And speaking of bikers, as I type this the Spring Rally in Daytona, Florida, also known as "Bike Week," is under way. Yeah, I wish I was there, but I've heard that the crowds for the spring rally are REALLY unbelieveable, and judging from what I saw when my wife and I rode down there for Biketoberfest in October, 2003, I believe it. Besides, the weather at this time of year in Florida has a tendency to be kinda wet; for the past few years the rally has gotten rained on, and there's nothing quite as miserable as a bike rally in the rain. Unless it's a beach in the rain. Or both. Yeah, that sucks.

And speaking of bike rallys, those of you who were planning on attending the Myrtle Beach Spring Rally better start looking for other hotel reservations - the city of Myrtle Beach has apparently turned its collective back on the thousands of bikers that come to that city twice a year by passing more than 15 ordinances that will make it nearly impossible for 99% of the bikers who attend to get away WITHOUT getting a ticket for something. To me, the silliest of these ordinances and the one aimed at running off bikers the fastest is the helmet ordinance - in order to ride a motorcycle in the city of Myrtle Beach, you now must wear a helmet.

And this in a state that does NOT have a helmet law. You tell me what the city fathers were thinking.

I wonder if they stopped to realize that when they run off the bikers, they run off the REVENUE the bikers bring as well? Apparently not.

Well, all is not lost! The rally will go on, because the organizers are relocating ALL of the events to spots OUTSIDE of the city limits. And the city of North Myrtle Beach is rolling out the red carpet to bikers, telling one and all that they and their loud pipes (and their dollars, of course) are more than welcome in their city.
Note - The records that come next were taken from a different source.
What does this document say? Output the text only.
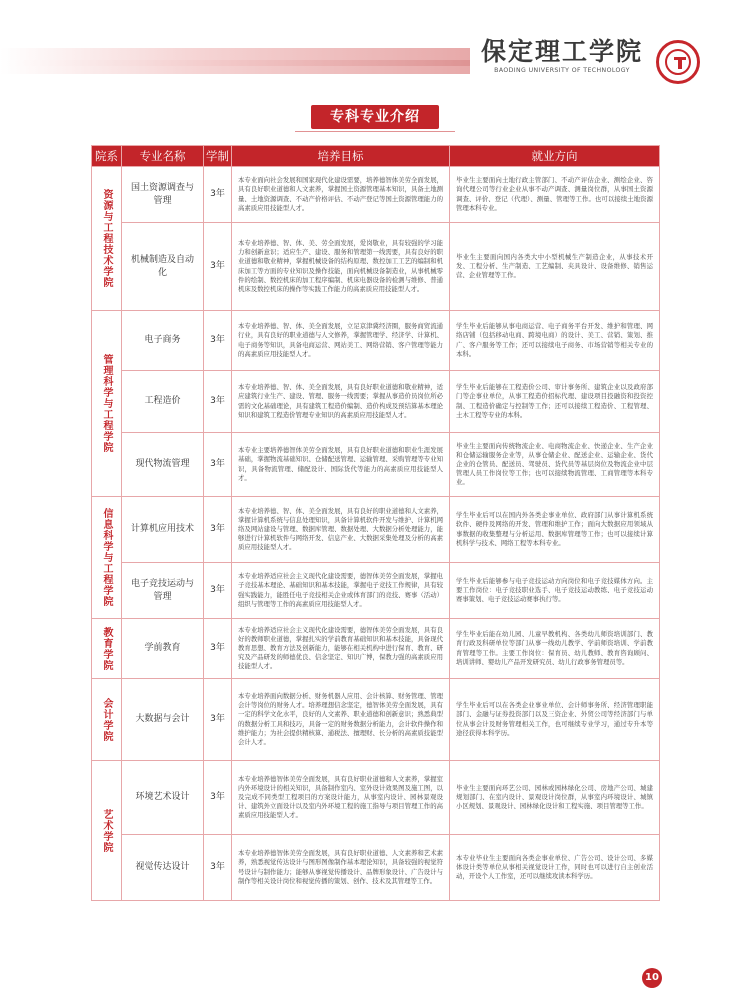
保定理工学院
BAODING UNIVERSITY OF TECHNOLOGY
专科专业介绍
院系	专业名称	学制	培养目标	就业方向
资源与工程技术学院	国土资源调查与管理	3年	本专业面向社会发展和国家现代化建设需要，培养德智体美劳全面发展，具有良好职业道德和人文素养，掌握国土资源管理基本知识，具备土地测量、土地资源调查、不动产价格评估、不动产登记等国土资源管理能力的高素质应用技能型人才。	毕业生主要面向土地行政主管部门、不动产评估企业、测绘企业、咨询代理公司等行业企业从事不动产调查、测量岗位群，从事国土资源调查、评价、登记（代理）、测量、管理等工作。也可以接续土地资源管理本科专业。
	机械制造及自动化	3年	本专业培养德、智、体、美、劳全面发展，爱岗敬业，具有较强的学习能力和创新意识；适应生产、建设、服务和管理第一线需要，具有良好的职业道德和敬业精神，掌握机械设备的结构原理、数控加工工艺的编制和机床加工等方面的专业知识及操作技能，面向机械设备制造业，从事机械零件的绘制、数控机床的加工程序编制、机床电器设备的检测与维修、普通机床及数控机床的操作等实践工作能力的高素质应用技能型人才。	毕业生主要面向国内各类大中小型机械生产制造企业，从事技术开发、工程分析、生产制造、工艺编制、夹具设计、设备维修、销售运营、企业管理等工作。
管理科学与工程学院	电子商务	3年	本专业培养德、智、体、美全面发展，立足京津冀经济圈，服务商贸流通行业，具有良好的职业道德与人文修养，掌握管理学、经济学、计算机、电子商务等知识，具备电商运营、网站美工、网络营销、客户管理等能力的高素质应用技能型人才。	学生毕业后能够从事电商运营、电子商务平台开发、维护和管理、网络店铺（包括移动电商、跨境电商）的设计、美工、营销、策划、推广、客户服务等工作；还可以接续电子商务、市场营销等相关专业的本科。
	工程造价	3年	本专业培养德、智、体、美全面发展，具有良好职业道德和敬业精神，适应建筑行业生产、建设、管理、服务一线需要；掌握从事造价员岗位所必需的文化基础理论，具有建筑工程造价编制、造价构成及预结算基本理论知识和建筑工程造价管理专业知识的高素质应用技能型人才。	学生毕业后能够在工程造价公司、审计事务所、建筑企业以及政府部门等企事业单位，从事工程造价招标代理、建设项目投融资和投资控制、工程造价确定与控制等工作；还可以接续工程造价、工程管理、土木工程等专业的本科。
	现代物流管理	3年	本专业主要培养德智体美劳全面发展，具有良好职业道德和职业生涯发展基础，掌握物流基础知识、仓储配送管理、运输管理、采购管理等专业知识，具备物流管理、储配设计、国际货代等能力的高素质应用技能型人才。	毕业生主要面向传统物流企业、电商物流企业、快递企业、生产企业和仓储运输服务企业等，从事仓储企业、配送企业、运输企业、货代企业的仓管员、配送员、驾驶员、货代员等基层岗位及物流企业中层管理人员工作岗位等工作；也可以接续物流管理、工商管理等本科专业。
信息科学与工程学院	计算机应用技术	3年	本专业培养德、智、体、美全面发展，具有良好的职业道德和人文素养，掌握计算机系统与信息处理知识，具备计算机软件开发与维护、计算机网络及网站建设与管理、数据库管理、数据处理、大数据分析处理能力，能够进行计算机软件与网络开发、信息产业、大数据采集处理及分析的高素质应用技能型人才。	学生毕业后可以在国内外各类企事业单位、政府部门从事计算机系统软件、硬件及网络的开发、管理和维护工作；面向大数据应用领域从事数据的收集整理与分析运用、数据库管理等工作；也可以接续计算机科学与技术、网络工程等本科专业。
	电子竞技运动与管理	3年	本专业培养适应社会主义现代化建设需要，德智体美劳全面发展，掌握电子竞技基本理论、基础知识和基本技能，掌握电子竞技工作规律，具有较强实践能力，能胜任电子竞技相关企业或体育部门的竞技、赛事（活动）组织与管理等工作的高素质应用技能型人才。	学生毕业后能够参与电子竞技运动方向岗位和电子竞技媒体方向。主要工作岗位：电子竞技职业选手、电子竞技运动教练、电子竞技运动赛事策划、电子竞技运动赛事执行等。
教育学院	学前教育	3年	本专业培养适应社会主义现代化建设需要，德智体美劳全面发展，具有良好的教师职业道德，掌握扎实的学前教育基础知识和基本技能，具备现代教育思想、教育方法及创新能力，能够在相关机构中进行保育、教育、研究及产品研发的师德优良、信念坚定、知识广博，保教力强的高素质应用技能型人才。	学生毕业后能在幼儿园、儿童早教机构、各类幼儿师资培训部门、教育行政及科研单位等部门从事一线幼儿教学、学前师资培训、学前教育管理等工作。主要工作岗位：保育员、幼儿教师、教育咨询顾问、培训讲师、婴幼儿产品开发研究员、幼儿行政事务管理员等。
会计学院	大数据与会计	3年	本专业培养面向数据分析、财务机器人应用、会计核算、财务管理、管理会计等岗位的财务人才。培养理想信念坚定，德智体美劳全面发展，具有一定的科学文化水平，良好的人文素养、职业道德和创新意识；熟悉典型的数据分析工具和技巧，具备一定的财务数据分析能力，会计软件操作和维护能力；为社会提供精核算、通税法、擅理财、长分析的高素质技能型会计人才。	学生毕业后可以在各类企业事业单位、会计师事务所、经济管理职能部门、金融与证券投资部门以及三资企业、外贸公司等经济部门与单位从事会计及财务管理相关工作，也可继续专业学习，通过专升本等途径获得本科学历。
艺术学院	环境艺术设计	3年	本专业培养德智体美劳全面发展，具有良好职业道德和人文素养，掌握室内外环境设计的相关知识，具备制作室内、室外设计效果图及施工图，以及完成不同类型工程项目的方案设计能力，从事室内设计、园林景观设计、建筑外立面设计以及室内外环境工程的施工指导与项目管理工作的高素质应用技能型人才。	毕业生主要面向环艺公司、园林或园林绿化公司、房地产公司、城建规划部门、在室内设计、景观设计岗位群，从事室内环境设计、城镇小区规划、景观设计、园林绿化设计和工程实施、项目管理等工作。
	视觉传达设计	3年	本专业培养德智体美劳全面发展，具有良好职业道德、人文素养和艺术素养，熟悉视觉传达设计与图形图像制作基本理论知识，具备较强的视觉符号设计与制作能力；能够从事视觉传播设计、品牌形象设计、广告设计与制作等相关设计岗位和视觉传播的策划、创作、技术及其管理等工作。	本专业毕业生主要面向各类企事业单位、广告公司、设计公司、多媒体设计类等单位从事相关视觉设计工作，同时也可以进行自主创业活动，开设个人工作室，还可以继续攻读本科学历。
10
I have a feeling that Myrtle Beach's loss is going to be North Myrtle Beach's gain.

Once upon a time, Myrtle Beach was a nice little seaside town where bikers gathered to party and enjoy themselves twice a year, and it was these two rallies that helped bring Myrtle Beach the prominence - and the wealth - that it now has. But, of course, along with money comes attitude, and the attitude of the now-wealthy and self-proclaimed "blue blood" of MB have decided that they no longer want the crowds of drunken, slovenly, loud bikers in their fair city.

Okay, no problem. We'll just toddle on down the road to your sister city and spend our money there instead. No sweat.

I have a feeling that about three or four years from now, the nice folks in Myrtle Beach are going to be sitting around asking themselves, "What in the hell were we thinking?"